Advanced language models (LLMs) have significantly improved natural language understanding and are broadly applied in multiple areas. However, they can be sensitive to specific input prompts, prompting research into understanding this characteristic. Through exploring this behavior, prompts for learning tasks like zero-shot and in-context training are created. One such application, AutoPrompt, recognizes task-specific tokens to assist with zero-shot text classification and fact retrieval. Through gradient-based scoring, it can determine optimal token distributions relative to a specific task loss.
Despite their capabilities, LLMs can sometimes inadvertently generate inappropriate or harmful content. Such behavior is mainly due to adversarial prompts, which can be inserted manually, a process that tends to be inefficient. Automated generation of adversarial prompts can have the same unintended consequences and can often be detected via a perplexity filter, relying on gradient information from the target LLM.
A promising new method to address this has been introduced by artificial intelligence (AI) researchers from Meta and the Max-Planck-Institute for Intelligent Systems. They have developed AdvPrompter, an LLM designed to generate human-readable adversarial prompts. The algorithm used to train AdvPrompter, AdvPromterTrain, does not require access to the target LLM’s gradients. The trained AdvPrompter can then generate adversary suffixes that subtly modify, or ‘veil’, the input instruction while preserving its original meaning. It then elicits unwanted responses from the target LLM.
This novel method offers several key advantages:
First, using AdvPromter, the generated adversarial prompts are human-readable, enhancing clarity for users. When tested on multiple open-source LLMs, the method displayed a high success rate compared to other approaches.

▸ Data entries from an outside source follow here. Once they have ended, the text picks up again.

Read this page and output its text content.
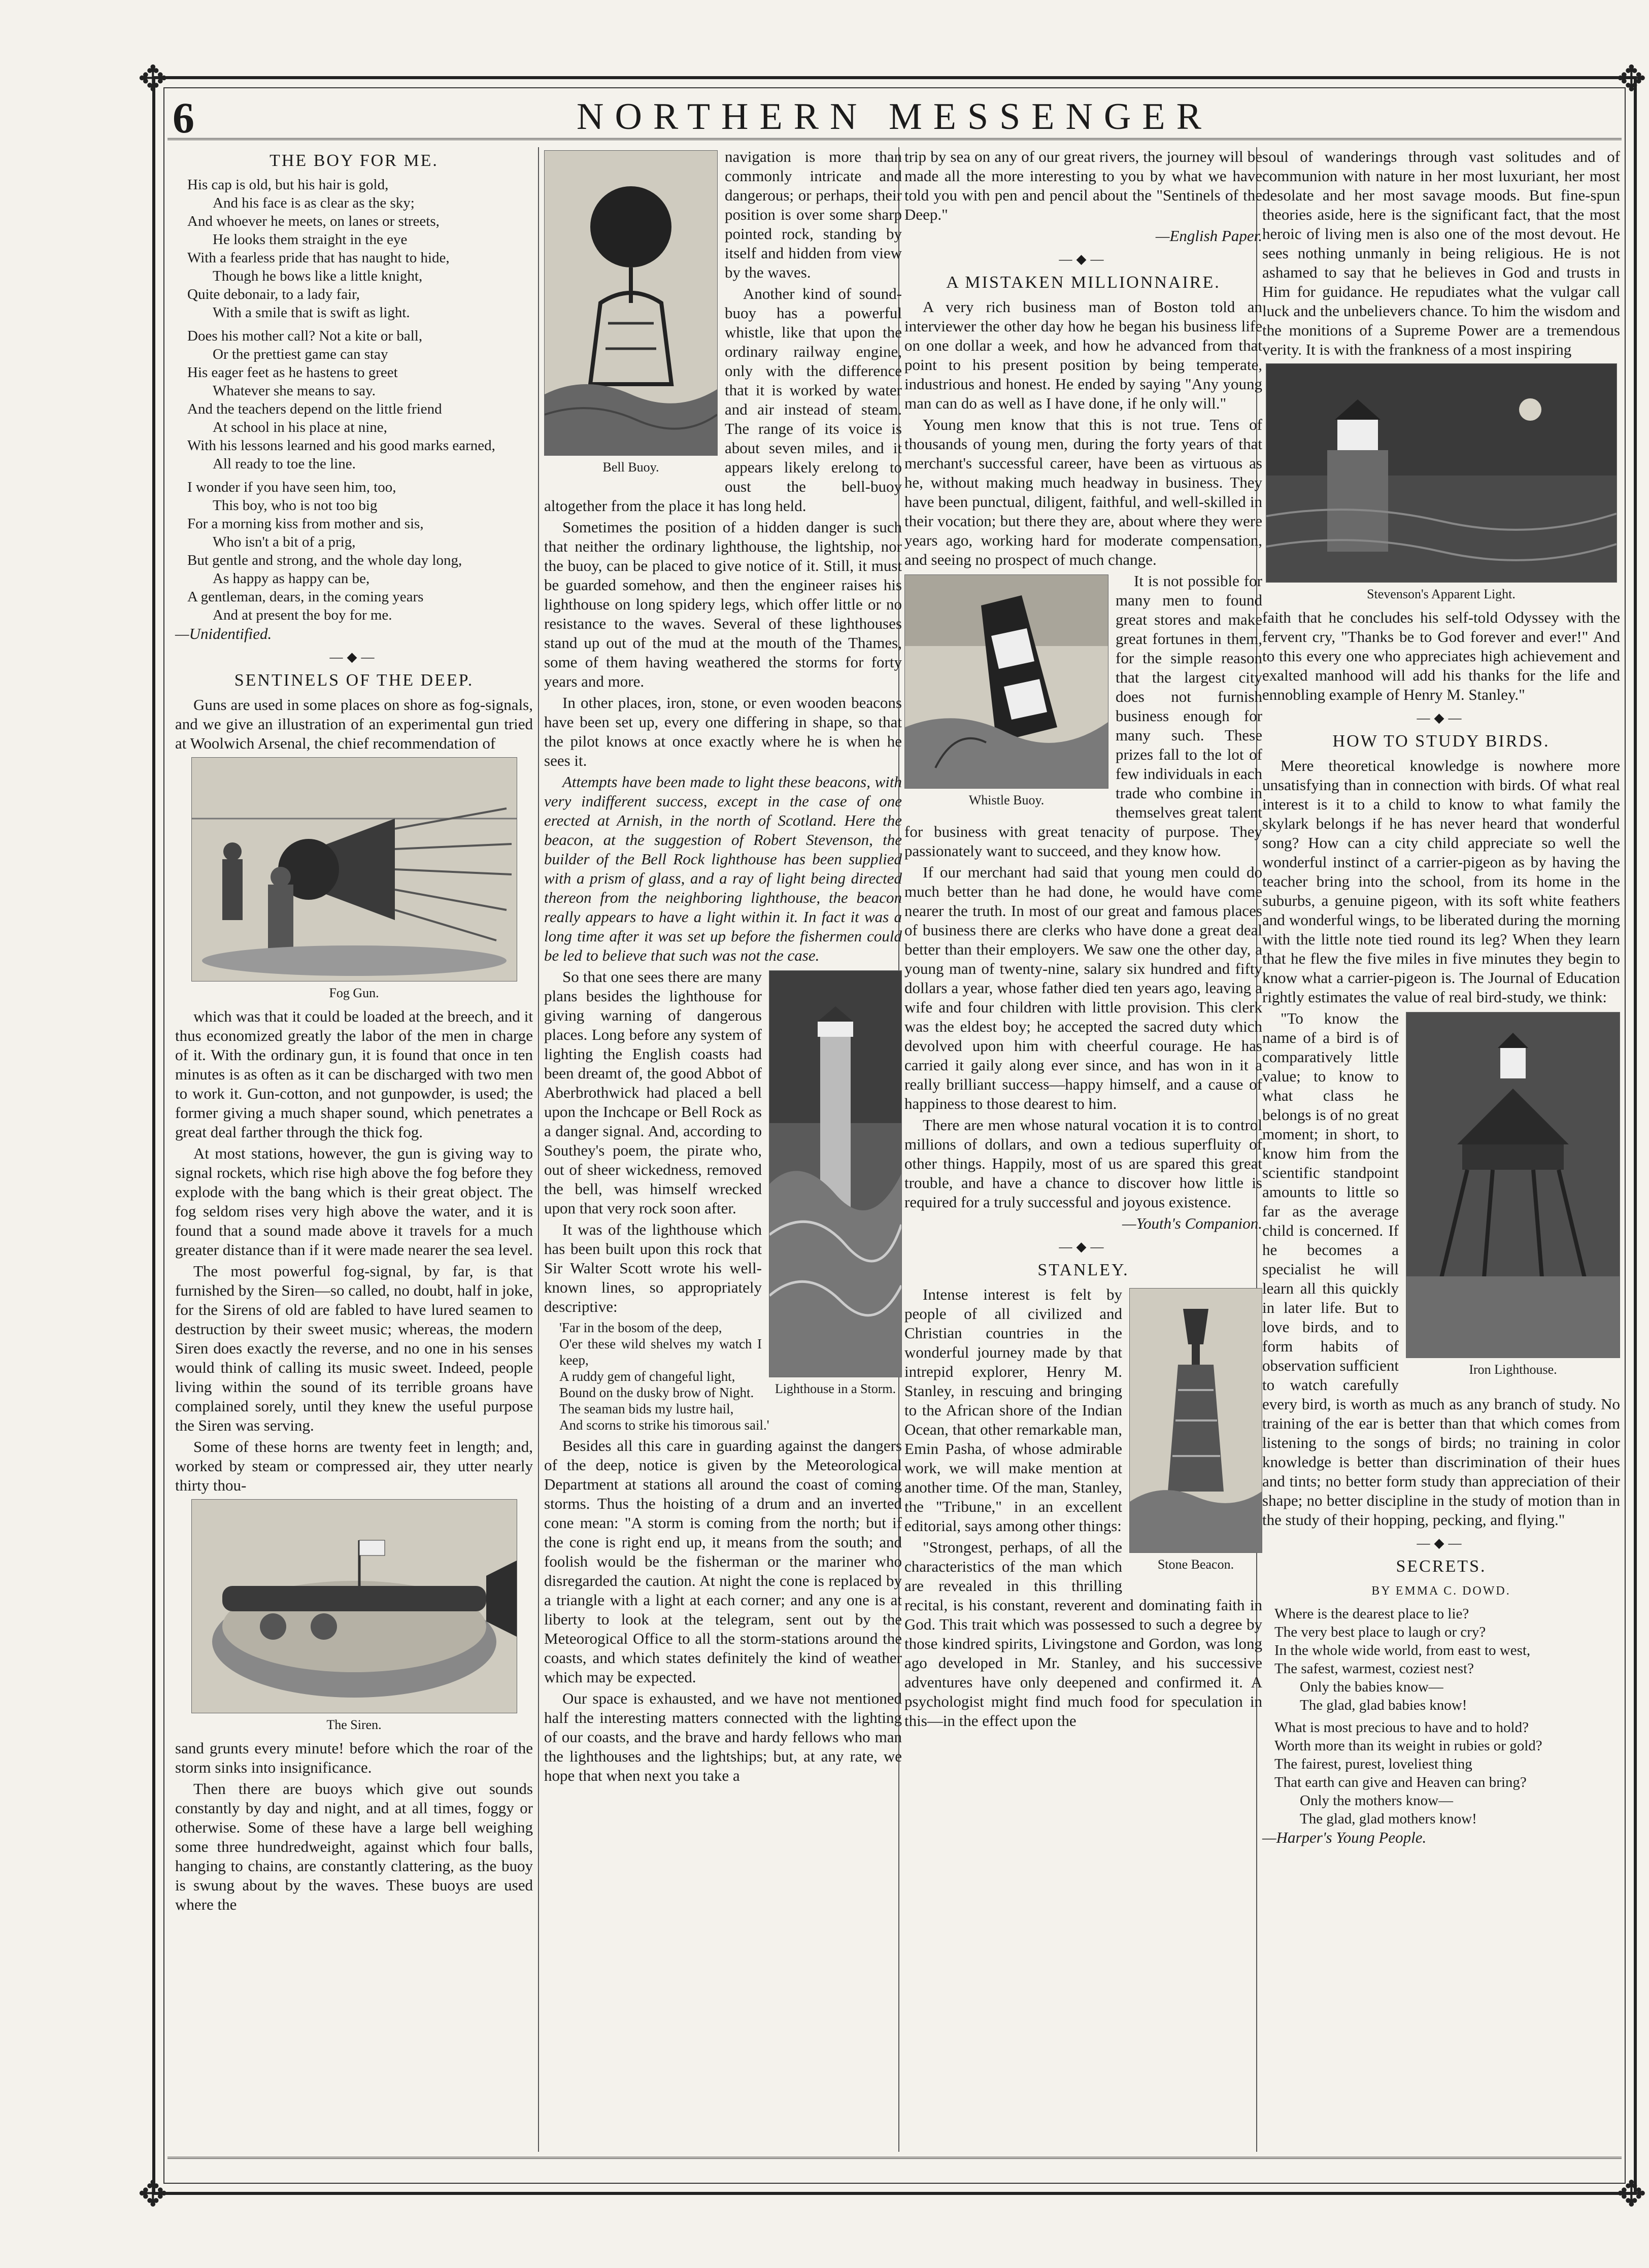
✥	✥
✥	✥
6	NORTHERN MESSENGER
THE BOY FOR ME.
His cap is old, but his hair is gold,
And his face is as clear as the sky;
And whoever he meets, on lanes or streets,
He looks them straight in the eye
With a fearless pride that has naught to hide,
Though he bows like a little knight,
Quite debonair, to a lady fair,
With a smile that is swift as light.
Does his mother call? Not a kite or ball,
Or the prettiest game can stay
His eager feet as he hastens to greet
Whatever she means to say.
And the teachers depend on the little friend
At school in his place at nine,
With his lessons learned and his good marks earned,
All ready to toe the line.
I wonder if you have seen him, too,
This boy, who is not too big
For a morning kiss from mother and sis,
Who isn't a bit of a prig,
But gentle and strong, and the whole day long,
As happy as happy can be,
A gentleman, dears, in the coming years
And at present the boy for me.
—Unidentified.
—◆—
SENTINELS OF THE DEEP.

Guns are used in some places on shore as fog-signals, and we give an illustration of an experimental gun tried at Woolwich Arsenal, the chief recommendation of

Fog Gun.

which was that it could be loaded at the breech, and it thus economized greatly the labor of the men in charge of it. With the ordinary gun, it is found that once in ten minutes is as often as it can be discharged with two men to work it. Gun-cotton, and not gunpowder, is used; the former giving a much shaper sound, which penetrates a great deal farther through the thick fog.

At most stations, however, the gun is giving way to signal rockets, which rise high above the fog before they explode with the bang which is their great object. The fog seldom rises very high above the water, and it is found that a sound made above it travels for a much greater distance than if it were made nearer the sea level.

The most powerful fog-signal, by far, is that furnished by the Siren—so called, no doubt, half in joke, for the Sirens of old are fabled to have lured seamen to destruction by their sweet music; whereas, the modern Siren does exactly the reverse, and no one in his senses would think of calling its music sweet. Indeed, people living within the sound of its terrible groans have complained sorely, until they knew the useful purpose the Siren was serving.

Some of these horns are twenty feet in length; and, worked by steam or compressed air, they utter nearly thirty thou-

The Siren.

sand grunts every minute! before which the roar of the storm sinks into insignificance.

Then there are buoys which give out sounds constantly by day and night, and at all times, foggy or otherwise. Some of these have a large bell weighing some three hundredweight, against which four balls, hanging to chains, are constantly clattering, as the buoy is swung about by the waves. These buoys are used where the

Bell Buoy.

navigation is more than commonly intricate and dangerous; or perhaps, their position is over some sharp pointed rock, standing by itself and hidden from view by the waves.

Another kind of sound-buoy has a powerful whistle, like that upon the ordinary railway engine, only with the difference that it is worked by water and air instead of steam. The range of its voice is about seven miles, and it appears likely erelong to oust the bell-buoy altogether from the place it has long held.

Sometimes the position of a hidden danger is such that neither the ordinary lighthouse, the lightship, nor the buoy, can be placed to give notice of it. Still, it must be guarded somehow, and then the engineer raises his lighthouse on long spidery legs, which offer little or no resistance to the waves. Several of these lighthouses stand up out of the mud at the mouth of the Thames, some of them having weathered the storms for forty years and more.

In other places, iron, stone, or even wooden beacons have been set up, every one differing in shape, so that the pilot knows at once exactly where he is when he sees it.

Attempts have been made to light these beacons, with very indifferent success, except in the case of one erected at Arnish, in the north of Scotland. Here the beacon, at the suggestion of Robert Stevenson, the builder of the Bell Rock lighthouse has been supplied with a prism of glass, and a ray of light being directed thereon from the neighboring lighthouse, the beacon really appears to have a light within it. In fact it was a long time after it was set up before the fishermen could be led to believe that such was not the case.

Lighthouse in a Storm.

So that one sees there are many plans besides the lighthouse for giving warning of dangerous places. Long before any system of lighting the English coasts had been dreamt of, the good Abbot of Aberbrothwick had placed a bell upon the Inchcape or Bell Rock as a danger signal. And, according to Southey's poem, the pirate who, out of sheer wickedness, removed the bell, was himself wrecked upon that very rock soon after.

It was of the lighthouse which has been built upon this rock that Sir Walter Scott wrote his well-known lines, so appropriately descriptive:

'Far in the bosom of the deep,
O'er these wild shelves my watch I keep,
A ruddy gem of changeful light,
Bound on the dusky brow of Night.
The seaman bids my lustre hail,
And scorns to strike his timorous sail.'

Besides all this care in guarding against the dangers of the deep, notice is given by the Meteorological Department at stations all around the coast of coming storms. Thus the hoisting of a drum and an inverted cone mean: "A storm is coming from the north; but if the cone is right end up, it means from the south; and foolish would be the fisherman or the mariner who disregarded the caution. At night the cone is replaced by a triangle with a light at each corner; and any one is at liberty to look at the telegram, sent out by the Meteorogical Office to all the storm-stations around the coasts, and which states definitely the kind of weather which may be expected.

Our space is exhausted, and we have not mentioned half the interesting matters connected with the lighting of our coasts, and the brave and hardy fellows who man the lighthouses and the lightships; but, at any rate, we hope that when next you take a

trip by sea on any of our great rivers, the journey will be made all the more interesting to you by what we have told you with pen and pencil about the "Sentinels of the Deep."

—English Paper.
—◆—
A MISTAKEN MILLIONNAIRE.

A very rich business man of Boston told an interviewer the other day how he began his business life on one dollar a week, and how he advanced from that point to his present position by being temperate, industrious and honest. He ended by saying "Any young man can do as well as I have done, if he only will."

Young men know that this is not true. Tens of thousands of young men, during the forty years of that merchant's successful career, have been as virtuous as he, without making much headway in business. They have been punctual, diligent, faithful, and well-skilled in their vocation; but there they are, about where they were years ago, working hard for moderate compensation, and seeing no prospect of much change.

Whistle Buoy.

It is not possible for many men to found great stores and make great fortunes in them, for the simple reason that the largest city does not furnish business enough for many such. These prizes fall to the lot of few individuals in each trade who combine in themselves great talent for business with great tenacity of purpose. They passionately want to succeed, and they know how.

If our merchant had said that young men could do much better than he had done, he would have come nearer the truth. In most of our great and famous places of business there are clerks who have done a great deal better than their employers. We saw one the other day, a young man of twenty-nine, salary six hundred and fifty dollars a year, whose father died ten years ago, leaving a wife and four children with little provision. This clerk was the eldest boy; he accepted the sacred duty which devolved upon him with cheerful courage. He has carried it gaily along ever since, and has won in it a really brilliant success—happy himself, and a cause of happiness to those dearest to him.

There are men whose natural vocation it is to control millions of dollars, and own a tedious superfluity of other things. Happily, most of us are spared this great trouble, and have a chance to discover how little is required for a truly successful and joyous existence.

—Youth's Companion.
—◆—
STANLEY.
Stone Beacon.

Intense interest is felt by people of all civilized and Christian countries in the wonderful journey made by that intrepid explorer, Henry M. Stanley, in rescuing and bringing to the African shore of the Indian Ocean, that other remarkable man, Emin Pasha, of whose admirable work, we will make mention at another time. Of the man, Stanley, the "Tribune," in an excellent editorial, says among other things:

"Strongest, perhaps, of all the characteristics of the man which are revealed in this thrilling recital, is his constant, reverent and dominating faith in God. This trait which was possessed to such a degree by those kindred spirits, Livingstone and Gordon, was long ago developed in Mr. Stanley, and his successive adventures have only deepened and confirmed it. A psychologist might find much food for speculation in this—in the effect upon the

soul of wanderings through vast solitudes and of communion with nature in her most luxuriant, her most desolate and her most savage moods. But fine-spun theories aside, here is the significant fact, that the most heroic of living men is also one of the most devout. He sees nothing unmanly in being religious. He is not ashamed to say that he believes in God and trusts in Him for guidance. He repudiates what the vulgar call luck and the unbelievers chance. To him the wisdom and the monitions of a Supreme Power are a tremendous verity. It is with the frankness of a most inspiring

Stevenson's Apparent Light.

faith that he concludes his self-told Odyssey with the fervent cry, "Thanks be to God forever and ever!" And to this every one who appreciates high achievement and exalted manhood will add his thanks for the life and ennobling example of Henry M. Stanley."

—◆—
HOW TO STUDY BIRDS.

Mere theoretical knowledge is nowhere more unsatisfying than in connection with birds. Of what real interest is it to a child to know to what family the skylark belongs if he has never heard that wonderful song? How can a city child appreciate so well the wonderful instinct of a carrier-pigeon as by having the teacher bring into the school, from its home in the suburbs, a genuine pigeon, with its soft white feathers and wonderful wings, to be liberated during the morning with the little note tied round its leg? When they learn that he flew the five miles in five minutes they begin to know what a carrier-pigeon is. The Journal of Education rightly estimates the value of real bird-study, we think:

Iron Lighthouse.

"To know the name of a bird is of comparatively little value; to know to what class he belongs is of no great moment; in short, to know him from the scientific standpoint amounts to little so far as the average child is concerned. If he becomes a specialist he will learn all this quickly in later life. But to love birds, and to form habits of observation sufficient to watch carefully every bird, is worth as much as any branch of study. No training of the ear is better than that which comes from listening to the songs of birds; no training in color knowledge is better than discrimination of their hues and tints; no better form study than appreciation of their shape; no better discipline in the study of motion than in the study of their hopping, pecking, and flying."

—◆—
SECRETS.
BY EMMA C. DOWD.
Where is the dearest place to lie?
The very best place to laugh or cry?
In the whole wide world, from east to west,
The safest, warmest, coziest nest?
Only the babies know—
The glad, glad babies know!
What is most precious to have and to hold?
Worth more than its weight in rubies or gold?
The fairest, purest, loveliest thing
That earth can give and Heaven can bring?
Only the mothers know—
The glad, glad mothers know!
—Harper's Young People.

Second, the trained AdvPrompter introduces a strategy of using next-token prediction to generate adversarial suffixes. This differs from other methods that must solve a new optimization problem for each suffix generated.
Third, the suffixes generated by AdvPromter incorporate a measure of randomness that allows users to rapidly generate a diverse set of adversarial prompts, potentially leading to improved performance and successful outcomes.
Consequently, the research represents a significant breakthrough in the red-teaming of LLMs. The researchers used the AdvPromterTrain algorithm to train AdvPromter, physically creating human-readable adversarial prompts. They also developed a new algorithm, AdvPromterOpt, for automatically generating adversarial prompts and fine-tuning the AdvPrompter’s predictions. Future work will provide a detailed analysis of the automatic safety fine-tuning of data, thereby improving the robustness of the target LLM via AdvPromter.